Corvallis citizens like me, who must file paper tax returns, are being forced by the IRS to request paper tax forms and instructions by either placing orders online, which in my experience are still unfulfilled months later, or by calling a phone number that never answered my calls.

Liberals blame rich Republicans for cutting the IRS budget in retaliation for being audited.

Conservatives blame Democrats' desire to go paperless for environmental reasons.

Everyone supports better IRS efficiency, but forcing millions of taxpayers to download and print forms and instructions makes no sense when the IRS can print and mail them for less cost and less environmental damage.

Oregon similarly requires taxpayers to waste a ten-minute long phone call and wait a week to get preprinted state tax forms.

For better efficiency, taxpayers should be able to check a box on each year's tax return to request tax forms and instructions be automatically mailed to them for the next tax year.

(Quoted from Thomas Kraemer, (note the newspaper editor wrote the following misleading headline for my letter to the editor:"IRS filing rules are unfair to low-vision taxpayers," Corvallis, Oregon Gazette-Times, Feb. 27, 2015, p. A9)

This letter was inspired from both personal experience and after reading the article by Stephen Ohlemacher, Associated Press, "Need help filling out your tax return? Don't call the IRS," originally published January 14, 2015 at 6:21 pm Updated January 14, 2015 at 8:31 pm. Also, the articles from Bloomberg, Staff, "Why Filing Tax Returns Is Going to Be tougher," BusinessWeek, Jan. 26-Feb. 1, 2015, p. 10 (not free online) and Staff, "Keeping Thieves From Your Tax Returns," BusinessWeek, Feb. 23-Mar-1, 2015, p. 12 (not free online).

The misleading headline to my letter, written by the newspaper's editor and not me, caused some readers to be misled, as evidenced by an online comment to my letter that twisted and misconstrued my points, perhaps unintentionally or perhaps on purpose, as is often the case with anonymous online comments:

"Your inability to enter data in a form when the form has no place for it has nothing to do with you being low-vision, and claiming that you are a victim of discrimination because of that is silly. As for local download and print being less environmentally sound and more costly, you are simply wrong. It is much more environmentally friendly for only those who need the forms to use the paper to print them. The IRS would have to print tens if not hundreds of thousands of forms just in case someone asked for them, and the cost of forms that most people don't need would be passed on to those who have no need for the forms. In short, on-demand printing reduces paper waste (environmentally friendly) and puts the cost onto those who need the service (cheaper overall)." (Quoted from TheRealJules Comment at posted Feb. 27, 2015)

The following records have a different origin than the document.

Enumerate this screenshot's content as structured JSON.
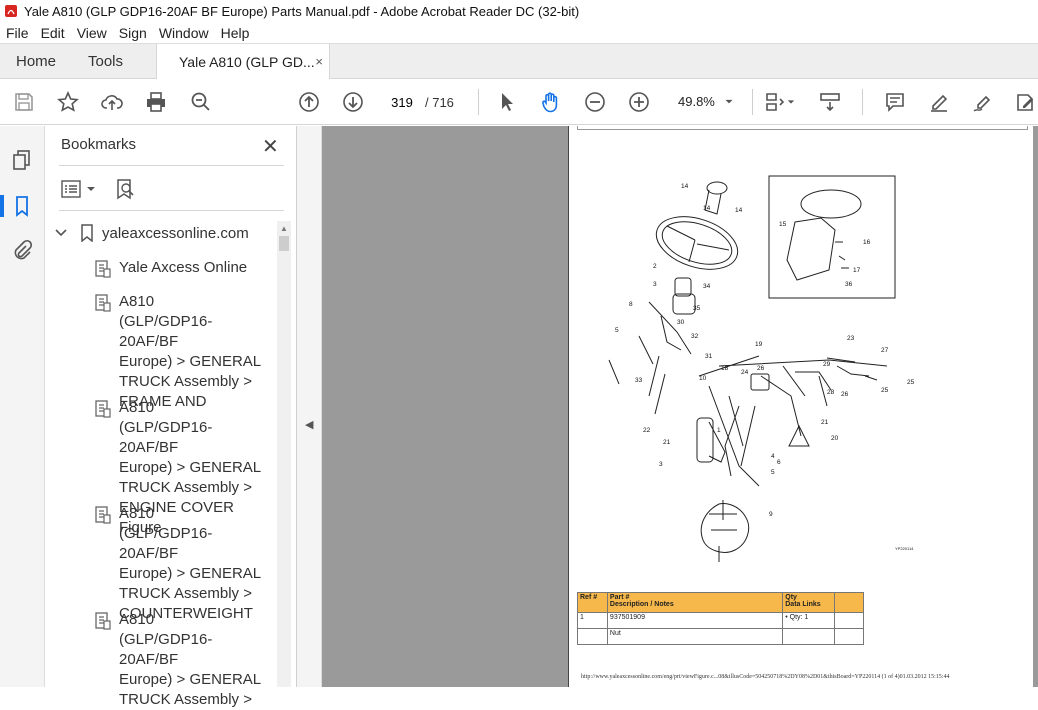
{
  "window": {
    "title": "Yale A810 (GLP GDP16-20AF BF Europe) Parts Manual.pdf - Adobe Acrobat Reader DC (32-bit)"
  },
  "menu": [
    "File",
    "Edit",
    "View",
    "Sign",
    "Window",
    "Help"
  ],
  "tabs": {
    "home": "Home",
    "tools": "Tools",
    "doc": "Yale A810 (GLP GD...",
    "close": "×"
  },
  "toolbar": {
    "page_current": "319",
    "page_total": "/ 716",
    "zoom": "49.8%"
  },
  "bookmarks": {
    "title": "Bookmarks",
    "close": "✕",
    "root": "yaleaxcessonline.com",
    "items": [
      {
        "lines": [
          "Yale Axcess Online"
        ]
      },
      {
        "lines": [
          "A810",
          "(GLP/GDP16-20AF/BF",
          "Europe) > GENERAL",
          "TRUCK Assembly >",
          "FRAME AND"
        ]
      },
      {
        "lines": [
          "A810",
          "(GLP/GDP16-20AF/BF",
          "Europe) > GENERAL",
          "TRUCK Assembly >",
          "ENGINE COVER Figure"
        ]
      },
      {
        "lines": [
          "A810",
          "(GLP/GDP16-20AF/BF",
          "Europe) > GENERAL",
          "TRUCK Assembly >",
          "COUNTERWEIGHT"
        ]
      },
      {
        "lines": [
          "A810",
          "(GLP/GDP16-20AF/BF",
          "Europe) > GENERAL",
          "TRUCK Assembly >"
        ]
      }
    ]
  },
  "document": {
    "figure_id": "YP220114",
    "callouts": [
      "14",
      "14",
      "14",
      "2",
      "34",
      "3",
      "35",
      "5",
      "30",
      "32",
      "31",
      "33",
      "10",
      "18",
      "19",
      "24",
      "26",
      "29",
      "28",
      "23",
      "27",
      "26",
      "25",
      "25",
      "21",
      "20",
      "22",
      "21",
      "3",
      "1",
      "4",
      "6",
      "5",
      "9",
      "15",
      "16",
      "17",
      "36",
      "8"
    ],
    "table": {
      "headers": [
        "Ref #",
        "Part #\nDescription / Notes",
        "Qty\nData Links"
      ],
      "rows": [
        [
          "1",
          "937501909",
          "• Qty: 1"
        ],
        [
          "",
          "Nut",
          ""
        ]
      ]
    },
    "footer": "http://www.yaleaxcessonline.com/eng/prt/viewFigure.c...08&illusCode=504250718%2DY08%2D01&thisBoard=YP220114 (1 of 4)01.03.2012 15:15:44"
  }
}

To which I replied, mostly to the newspaper as a correction to the headline for my letter that changed its meaning:

Some readers were misled by the headline, written by a probably overworked Gazette-Times editor, for my Feb. 27 letter, "IRS filing rules are unfair to low-vision taxpayers."

In fact, my letter noted the IRS Website is now low vision accessible, unlike before.

Consequently, one online comment misconstrued my other point that all taxpayers, including fully-sighted ones who are required by the IRS to file paper tax returns, are now being served by a less efficient process due to political gamesmanship on both sides of the aisle.

(Quoted from Thomas Kraemer, "Letters: In fact, IRS has offered assistance to low-vision taxpayers," Gazette-Times, Mar. 5, 2015)

A bigger issue, not in my letter due to limited space, but it was noted by Businessweek is that the increased hassle factor of filing this year and the fewer audits made by the IRS due to budget cuts by Republicans, will possibly lead to a lower compliance rate by taxpayers and therefore less tax revenue to fund government services.

The issue the letter raised in my letter about TIPS income not yet being reportable via any free e-filing method, is an issue for everybody and NOT related to my low-vision blindness -- many people still can't e-file because the IRS software doesn't yet support doing many things for various technical reasons as well as political reasons.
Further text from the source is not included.